In a move that will have a far reaching ramifications on the issue of Armed Forces Special Power Act (AFSPA), the government of Tripura on Friday decided to lift the law that has been described from a one contentious to draconian by the human rights lobby. The law, which lends immunity to the defence and police personnel from facing a legal scrutiny has been in effect in the state since Februray 1997.
The left front government of Tripura passed a resolution recommending the revocation of the AFSPA and the same will now be sent to the Union Home Ministry for final approval.
“We have reviewed the situation of the disturbed areas after every six months and also discussed the issue with the state police and other security forces working in the state. They suggested that there is no requirement of the Act now as the insurgency problem has largely been contained,” Tripiura Chief Minister Manik Sarkar told the press.
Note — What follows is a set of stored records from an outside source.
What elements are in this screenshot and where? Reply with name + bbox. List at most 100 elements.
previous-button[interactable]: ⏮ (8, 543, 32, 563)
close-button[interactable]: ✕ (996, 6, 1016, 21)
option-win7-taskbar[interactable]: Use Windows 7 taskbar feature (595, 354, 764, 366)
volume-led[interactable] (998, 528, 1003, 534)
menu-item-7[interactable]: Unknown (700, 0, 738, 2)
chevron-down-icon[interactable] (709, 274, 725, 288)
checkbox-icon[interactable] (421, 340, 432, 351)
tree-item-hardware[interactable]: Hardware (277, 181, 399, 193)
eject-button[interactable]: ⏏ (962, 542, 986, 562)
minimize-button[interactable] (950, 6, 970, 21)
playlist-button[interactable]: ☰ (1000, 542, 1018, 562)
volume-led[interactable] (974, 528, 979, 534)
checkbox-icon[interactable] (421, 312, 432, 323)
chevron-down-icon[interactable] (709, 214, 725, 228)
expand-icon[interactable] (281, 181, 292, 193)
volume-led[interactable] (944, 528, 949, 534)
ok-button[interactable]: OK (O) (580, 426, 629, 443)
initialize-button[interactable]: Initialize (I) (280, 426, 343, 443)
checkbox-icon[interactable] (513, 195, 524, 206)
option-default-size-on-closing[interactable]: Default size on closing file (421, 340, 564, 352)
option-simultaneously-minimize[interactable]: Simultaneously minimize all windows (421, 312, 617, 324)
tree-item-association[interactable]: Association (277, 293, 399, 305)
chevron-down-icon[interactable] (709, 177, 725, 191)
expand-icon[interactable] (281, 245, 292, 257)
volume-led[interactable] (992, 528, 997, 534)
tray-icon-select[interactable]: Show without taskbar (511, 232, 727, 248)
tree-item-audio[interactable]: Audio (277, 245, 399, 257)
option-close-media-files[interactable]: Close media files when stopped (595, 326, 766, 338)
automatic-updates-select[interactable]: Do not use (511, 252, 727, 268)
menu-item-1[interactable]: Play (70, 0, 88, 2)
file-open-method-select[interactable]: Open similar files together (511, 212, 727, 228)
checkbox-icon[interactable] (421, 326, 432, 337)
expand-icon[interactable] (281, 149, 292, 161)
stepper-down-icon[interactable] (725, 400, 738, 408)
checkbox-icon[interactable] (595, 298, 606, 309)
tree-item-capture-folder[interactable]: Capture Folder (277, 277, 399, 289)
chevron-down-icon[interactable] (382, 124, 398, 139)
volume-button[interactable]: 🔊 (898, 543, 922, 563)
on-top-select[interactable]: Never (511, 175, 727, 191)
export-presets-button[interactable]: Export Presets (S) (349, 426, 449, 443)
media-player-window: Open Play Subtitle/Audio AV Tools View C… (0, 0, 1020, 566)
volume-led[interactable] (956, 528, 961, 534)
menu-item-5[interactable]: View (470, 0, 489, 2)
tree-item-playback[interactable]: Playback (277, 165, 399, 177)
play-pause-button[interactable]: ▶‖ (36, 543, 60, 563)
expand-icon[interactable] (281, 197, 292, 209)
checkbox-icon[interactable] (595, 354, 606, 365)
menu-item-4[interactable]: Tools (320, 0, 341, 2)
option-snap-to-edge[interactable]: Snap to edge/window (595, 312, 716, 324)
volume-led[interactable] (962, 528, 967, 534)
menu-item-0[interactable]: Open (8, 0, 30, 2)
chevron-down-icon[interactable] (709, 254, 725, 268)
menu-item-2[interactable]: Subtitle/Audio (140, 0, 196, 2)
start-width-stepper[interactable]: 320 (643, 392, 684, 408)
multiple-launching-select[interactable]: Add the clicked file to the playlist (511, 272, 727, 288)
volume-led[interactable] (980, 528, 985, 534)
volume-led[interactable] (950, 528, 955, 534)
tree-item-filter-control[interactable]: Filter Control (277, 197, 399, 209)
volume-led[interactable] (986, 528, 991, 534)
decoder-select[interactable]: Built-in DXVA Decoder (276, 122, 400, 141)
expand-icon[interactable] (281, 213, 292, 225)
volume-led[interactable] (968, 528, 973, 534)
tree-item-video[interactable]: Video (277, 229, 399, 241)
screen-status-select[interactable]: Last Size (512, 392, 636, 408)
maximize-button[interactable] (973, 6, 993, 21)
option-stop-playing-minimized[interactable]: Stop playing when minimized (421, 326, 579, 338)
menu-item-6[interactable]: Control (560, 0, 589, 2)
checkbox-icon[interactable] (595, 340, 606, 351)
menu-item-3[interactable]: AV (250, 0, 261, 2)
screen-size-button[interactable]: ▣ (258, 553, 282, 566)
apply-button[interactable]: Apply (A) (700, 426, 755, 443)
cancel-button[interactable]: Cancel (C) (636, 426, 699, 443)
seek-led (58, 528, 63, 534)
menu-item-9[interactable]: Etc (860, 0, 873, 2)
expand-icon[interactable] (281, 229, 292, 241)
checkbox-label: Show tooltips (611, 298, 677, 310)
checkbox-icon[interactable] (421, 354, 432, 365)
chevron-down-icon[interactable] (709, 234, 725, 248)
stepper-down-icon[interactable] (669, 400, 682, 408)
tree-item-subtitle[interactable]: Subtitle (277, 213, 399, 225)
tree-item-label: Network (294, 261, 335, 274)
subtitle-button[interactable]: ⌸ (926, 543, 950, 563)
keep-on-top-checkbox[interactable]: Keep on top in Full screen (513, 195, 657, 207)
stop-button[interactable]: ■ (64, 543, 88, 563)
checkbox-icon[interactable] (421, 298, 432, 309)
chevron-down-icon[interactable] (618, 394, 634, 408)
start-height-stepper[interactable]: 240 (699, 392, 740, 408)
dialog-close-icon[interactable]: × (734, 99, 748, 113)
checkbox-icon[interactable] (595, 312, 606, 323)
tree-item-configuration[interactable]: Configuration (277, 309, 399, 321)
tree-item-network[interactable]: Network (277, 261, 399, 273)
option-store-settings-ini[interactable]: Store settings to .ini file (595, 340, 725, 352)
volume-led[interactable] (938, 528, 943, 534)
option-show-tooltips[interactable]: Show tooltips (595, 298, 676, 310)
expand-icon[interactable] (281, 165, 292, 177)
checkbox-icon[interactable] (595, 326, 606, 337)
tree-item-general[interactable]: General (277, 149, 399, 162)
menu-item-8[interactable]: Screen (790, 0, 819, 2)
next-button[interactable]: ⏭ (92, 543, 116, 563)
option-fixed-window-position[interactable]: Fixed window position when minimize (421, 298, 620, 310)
The act was imposed in the state 18 years ago as it struggled on the law and order front following spurt of violence by the ultras and separatists forces.
“When the Act was imposed there were only 42 police stations and two-third of the entire police station areas were under this act. But now situation had improved.
Over the last few years, Tripura has seen a rapid decline in militancy, especially after the surrender of hundreds of militants since last five years. The ruling Left Front, which has been in power in Tripura since 1993, has been contemplating the withdrawal of the law for some time now. Former Home Minister P Chidambaram has also welcomed the move.
And on the expected lines, Tripura government’s decision has lent a reason for the incumbent People’s Democratic Party (PDP) to pitch for the revocation of AFSPA in Jammu and Kashmir. PDP is running the state government in coalition with the BJP.
The law has been a subject of serious debate in the insurgency-prone state for the reports and allegations of rampant human rights violation by the security and paramilitary forces. The ruling party is of opinion that there is tangible improvement in the security situation in the state.
“The tangible improvement in security situation in Jammu and Kashmir needs to be reciprocated with matching measures like revocation of the controversial AFSPA so that people feel the real change on the ground,” PDP chief spokesperson Mehboob Beg claimed.
“This is of fundamental importance to allow the democratic institutions in the state to grow and flourish without having the feeling of being in the protective custody,” the senior leader added.